「消費税率10%引上げ時の軽減税率について」

 こんにちは。
 相談役・税理士の池田茂雄です。
 今回は、「消費税率10%引上げ時の軽減税率について」述べてみます。

 平成29年4月より消費税率が8%から10%に引上げられることが既に決まっている。
この際、生活必需品の税率を低く抑える軽減税率の導入について、これまで対象品目として「酒類を除く飲食料品」・「生鮮食品」・「精米」の3案を軸に検討が進められてきた。

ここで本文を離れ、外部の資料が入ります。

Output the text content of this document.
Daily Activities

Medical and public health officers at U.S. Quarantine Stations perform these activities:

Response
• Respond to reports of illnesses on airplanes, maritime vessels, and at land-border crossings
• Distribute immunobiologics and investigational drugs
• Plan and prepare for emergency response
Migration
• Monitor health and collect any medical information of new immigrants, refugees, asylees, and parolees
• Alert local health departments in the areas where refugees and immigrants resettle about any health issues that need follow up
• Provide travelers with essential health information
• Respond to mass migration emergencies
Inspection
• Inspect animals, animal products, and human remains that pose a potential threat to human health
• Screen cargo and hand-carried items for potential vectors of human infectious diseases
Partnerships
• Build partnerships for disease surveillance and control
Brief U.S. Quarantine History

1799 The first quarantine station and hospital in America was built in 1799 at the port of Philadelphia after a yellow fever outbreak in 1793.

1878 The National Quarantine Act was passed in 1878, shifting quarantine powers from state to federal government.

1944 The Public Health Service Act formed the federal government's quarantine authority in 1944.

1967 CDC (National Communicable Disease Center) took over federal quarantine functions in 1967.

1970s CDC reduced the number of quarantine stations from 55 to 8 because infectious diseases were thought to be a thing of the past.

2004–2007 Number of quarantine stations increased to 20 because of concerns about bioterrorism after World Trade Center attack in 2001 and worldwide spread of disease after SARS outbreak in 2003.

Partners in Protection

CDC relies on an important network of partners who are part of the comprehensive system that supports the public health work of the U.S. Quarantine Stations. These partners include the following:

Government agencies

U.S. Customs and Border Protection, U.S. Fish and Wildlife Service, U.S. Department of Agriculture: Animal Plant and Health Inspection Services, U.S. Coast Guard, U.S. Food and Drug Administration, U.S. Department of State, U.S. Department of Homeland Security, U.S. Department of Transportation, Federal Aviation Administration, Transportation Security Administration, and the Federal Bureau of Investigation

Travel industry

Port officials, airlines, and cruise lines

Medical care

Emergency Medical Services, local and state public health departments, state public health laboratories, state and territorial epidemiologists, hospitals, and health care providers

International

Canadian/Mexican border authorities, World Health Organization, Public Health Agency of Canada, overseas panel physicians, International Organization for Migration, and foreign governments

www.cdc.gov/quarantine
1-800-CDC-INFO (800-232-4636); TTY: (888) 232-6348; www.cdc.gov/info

 ところが、この度、消費税率を10%に引上げる際の負担軽減策として、財務省が新たな対応策を発表した。それによると、税率が10%に引上げられるにあたり、「酒類を除く飲食料品」(外食を含む)を軽減税率の対象とする。そこで、複数の税率を設けると事業者の経理処理が複雑になるなど問題点が多いため、10%の税率を課した上で、払いすぎた税金分として2%相当額を後から給付する方式である。財務省は、この負担緩和策を「日本型軽減税率制度」と説明している。この場合、当初は所得や世帯構成などに応じて消費額を推計するという方式も示されていたが、これでは実際の買い物とは関係のない金額が給付されることになるとのバラマキ批判があり、そこで今年10月から実施されるマイナンバーカード制度の活用に着目し、現在のところその方向で検討が進められている。小売店に設置した情報端末を使い、買い物の際の金額などのデータをマイナンバーカードのICチップに記録し、その後、カードに記録された情報をもとに2%相当額が受け取れるというものである。

 この財務省案だと、商品の購入時に10%の消費税を支払いすることとなるので、消費者の「痛税感」の緩和にはならないとの声がある。当初、検討してきた軽減税率は対象品目の税率を低く抑えるため、買い物の時点で支払う税額が少なくて済むという実感のあるものとなっていた。

 マイナンバーカードは、本人の申請により交付されるものであり、すべての国民が手にするとは限らないため、カードの普及も課題のひとつである。又、全国のすべての小売店にまで情報端末を行き渡らせるには費用と時間を要する。そのため、小売店サイドでは端末の設置が遅れると、消費者は設置店の有無によって買い物店を選択し集客にも影響が出かねない。

 平成29年4月の10%引上げ導入まであと僅かの期間しかなく、一定の周知期間を考慮すると今年末までには結論を出すことが求められる。マイナンバーカードの活用については、情報流出への懸念など多く問題点が指摘されており流動的な面が多い。今後の動向に注目したい。